Needless to say, I have spent more time on the horns than I did knitting all three hats. This is a simple pattern, and I am grateful that I found it. The hats are a hit, and each of my guys can wear them with pride. It was magic watching Connor put on his hat and check to see if his horns where there.. and then Brandon getting to preschool and running around showing everyone his hat... now that I have improved my hubby's horns.. it will be great how to see it looks now. Makes my simple green hat seem not quite as colourful!

I will post some pictures of the finished hats tonight. I am pretty damn pleased with myself.

Friday, March 4, 2011

Room

I have seen this on a few "best of" books, and when I am surfing the book lists, this seems to be one of the books that appears embedded within the stream of recommended reads.

I can't say that I am over the moon about this book. It was a provocative read, parts of it were really hard to wrap my mind around, some parts I skimmed over (just weren't going anywhere for me) and some parts I paid a lot of attention to. This is told from the perspective of five year old Jack and reveals the story of his upbringing in a 11 x 11 room (a reinforced garden shed) with his mother, whom had been kidnapped seven years previously.

This book is steeped in cultural references, for example, and it is insightful in some ways, and in other ways it fell somewhat flat for me- as a narrator Jack was at times great, and then the story around him seem to fracture and lose track a wee bit - which of course could be the point coming from a 5 year old narrator that has not lived a normal existence by any stretch of the word.

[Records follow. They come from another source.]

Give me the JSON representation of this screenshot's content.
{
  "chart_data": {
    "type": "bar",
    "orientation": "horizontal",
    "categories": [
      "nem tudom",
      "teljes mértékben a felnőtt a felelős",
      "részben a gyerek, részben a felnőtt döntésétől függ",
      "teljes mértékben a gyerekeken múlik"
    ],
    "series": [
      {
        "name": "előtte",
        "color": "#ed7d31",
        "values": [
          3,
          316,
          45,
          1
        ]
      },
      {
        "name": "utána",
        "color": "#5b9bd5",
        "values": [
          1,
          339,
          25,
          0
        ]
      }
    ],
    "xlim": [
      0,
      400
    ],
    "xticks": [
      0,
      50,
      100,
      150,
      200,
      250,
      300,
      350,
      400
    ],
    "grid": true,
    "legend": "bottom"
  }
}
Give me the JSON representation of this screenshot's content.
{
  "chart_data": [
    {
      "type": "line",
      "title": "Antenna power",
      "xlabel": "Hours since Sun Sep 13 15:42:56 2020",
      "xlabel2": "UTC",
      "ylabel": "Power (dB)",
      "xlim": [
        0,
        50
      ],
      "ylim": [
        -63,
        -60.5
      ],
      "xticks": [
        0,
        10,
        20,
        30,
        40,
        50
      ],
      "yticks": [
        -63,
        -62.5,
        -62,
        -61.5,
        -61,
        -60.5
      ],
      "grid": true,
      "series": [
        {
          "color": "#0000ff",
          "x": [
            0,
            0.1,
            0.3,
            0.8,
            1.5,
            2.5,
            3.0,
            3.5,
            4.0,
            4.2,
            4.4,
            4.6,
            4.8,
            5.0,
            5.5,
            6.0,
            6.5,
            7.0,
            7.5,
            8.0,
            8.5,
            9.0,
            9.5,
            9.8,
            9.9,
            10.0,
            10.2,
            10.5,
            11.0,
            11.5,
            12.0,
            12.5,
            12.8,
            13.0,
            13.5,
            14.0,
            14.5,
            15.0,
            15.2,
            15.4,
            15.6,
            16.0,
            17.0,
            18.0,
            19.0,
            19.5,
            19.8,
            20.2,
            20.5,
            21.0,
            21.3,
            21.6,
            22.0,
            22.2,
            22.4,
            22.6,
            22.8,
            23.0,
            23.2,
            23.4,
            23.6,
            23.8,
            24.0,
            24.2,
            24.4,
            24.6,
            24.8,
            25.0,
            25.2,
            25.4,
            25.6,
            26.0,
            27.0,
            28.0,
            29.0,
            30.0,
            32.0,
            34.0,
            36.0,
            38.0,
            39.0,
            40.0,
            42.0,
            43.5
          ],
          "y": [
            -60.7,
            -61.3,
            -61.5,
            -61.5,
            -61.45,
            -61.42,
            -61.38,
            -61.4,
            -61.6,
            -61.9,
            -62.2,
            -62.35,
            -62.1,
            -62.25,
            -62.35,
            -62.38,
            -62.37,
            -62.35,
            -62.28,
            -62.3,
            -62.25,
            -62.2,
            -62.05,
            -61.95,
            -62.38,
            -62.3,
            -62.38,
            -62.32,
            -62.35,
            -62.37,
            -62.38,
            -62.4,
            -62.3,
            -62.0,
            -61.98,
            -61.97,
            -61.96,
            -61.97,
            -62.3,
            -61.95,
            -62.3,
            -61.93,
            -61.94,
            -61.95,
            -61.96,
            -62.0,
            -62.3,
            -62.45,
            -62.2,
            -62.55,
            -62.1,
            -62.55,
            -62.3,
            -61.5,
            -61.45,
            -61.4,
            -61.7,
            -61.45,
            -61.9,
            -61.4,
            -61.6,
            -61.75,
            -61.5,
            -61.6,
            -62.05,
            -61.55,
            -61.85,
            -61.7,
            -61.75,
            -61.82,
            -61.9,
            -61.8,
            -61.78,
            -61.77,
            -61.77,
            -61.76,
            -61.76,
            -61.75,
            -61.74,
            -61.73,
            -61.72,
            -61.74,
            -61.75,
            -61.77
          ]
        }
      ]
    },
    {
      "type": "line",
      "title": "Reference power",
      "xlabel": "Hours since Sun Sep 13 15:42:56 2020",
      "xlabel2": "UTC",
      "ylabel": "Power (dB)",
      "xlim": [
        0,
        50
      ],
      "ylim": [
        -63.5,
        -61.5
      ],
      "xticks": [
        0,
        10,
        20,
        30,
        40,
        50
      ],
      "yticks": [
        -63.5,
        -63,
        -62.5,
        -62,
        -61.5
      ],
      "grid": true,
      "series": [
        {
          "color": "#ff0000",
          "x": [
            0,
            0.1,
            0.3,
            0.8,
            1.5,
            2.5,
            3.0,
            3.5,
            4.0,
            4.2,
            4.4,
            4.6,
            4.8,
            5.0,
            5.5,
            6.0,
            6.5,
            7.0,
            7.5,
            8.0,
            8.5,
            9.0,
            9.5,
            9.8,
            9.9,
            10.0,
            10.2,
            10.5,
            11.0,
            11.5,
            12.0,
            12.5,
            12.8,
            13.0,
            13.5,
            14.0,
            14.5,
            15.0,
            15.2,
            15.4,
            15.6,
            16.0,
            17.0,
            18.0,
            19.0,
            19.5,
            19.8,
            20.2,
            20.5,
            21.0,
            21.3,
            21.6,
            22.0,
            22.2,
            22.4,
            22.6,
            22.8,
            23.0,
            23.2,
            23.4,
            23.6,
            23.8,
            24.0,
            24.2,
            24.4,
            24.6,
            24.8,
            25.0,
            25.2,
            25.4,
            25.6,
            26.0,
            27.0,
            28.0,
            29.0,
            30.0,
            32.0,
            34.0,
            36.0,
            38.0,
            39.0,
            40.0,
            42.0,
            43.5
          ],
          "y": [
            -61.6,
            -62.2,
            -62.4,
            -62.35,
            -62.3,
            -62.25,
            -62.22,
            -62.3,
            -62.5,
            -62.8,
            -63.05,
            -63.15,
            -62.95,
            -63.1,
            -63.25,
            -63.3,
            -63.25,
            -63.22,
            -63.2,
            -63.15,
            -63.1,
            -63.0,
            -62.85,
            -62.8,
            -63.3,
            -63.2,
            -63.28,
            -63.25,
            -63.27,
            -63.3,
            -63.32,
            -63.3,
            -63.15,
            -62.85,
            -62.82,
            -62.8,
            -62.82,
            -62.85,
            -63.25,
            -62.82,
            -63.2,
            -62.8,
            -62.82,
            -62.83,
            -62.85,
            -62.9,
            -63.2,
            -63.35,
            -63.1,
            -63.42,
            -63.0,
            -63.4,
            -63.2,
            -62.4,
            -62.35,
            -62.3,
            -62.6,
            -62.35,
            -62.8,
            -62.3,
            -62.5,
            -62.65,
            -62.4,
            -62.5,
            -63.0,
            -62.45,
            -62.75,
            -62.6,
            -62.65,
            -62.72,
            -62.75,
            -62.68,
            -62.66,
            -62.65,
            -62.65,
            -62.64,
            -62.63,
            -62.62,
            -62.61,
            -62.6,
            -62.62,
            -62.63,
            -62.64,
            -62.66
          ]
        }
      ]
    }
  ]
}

This is a quick and easy read (pretty much read it in a day because of a return trip on the skytrain), and I am sure it will stay with me because it is disturbing subject matter.... but I can't say that I would shout from the rooftops and say, wow, what a book. I am glad I read it so I have an opinion about it... and time to literally move on!

I should also mention I borrowed a copy of The Slap (I was intrigued by the idea, a book evolving out of a barbeque where an adult slaps a kid that isn't theirs) but I got about 10 pages in to it (then surfed some opinions on the book as I wasn't all that impressed) and I figure there are so many great books out there I haven't read yet, and this is a library book, that I will just take it back to where I got it from, which brought me to Room.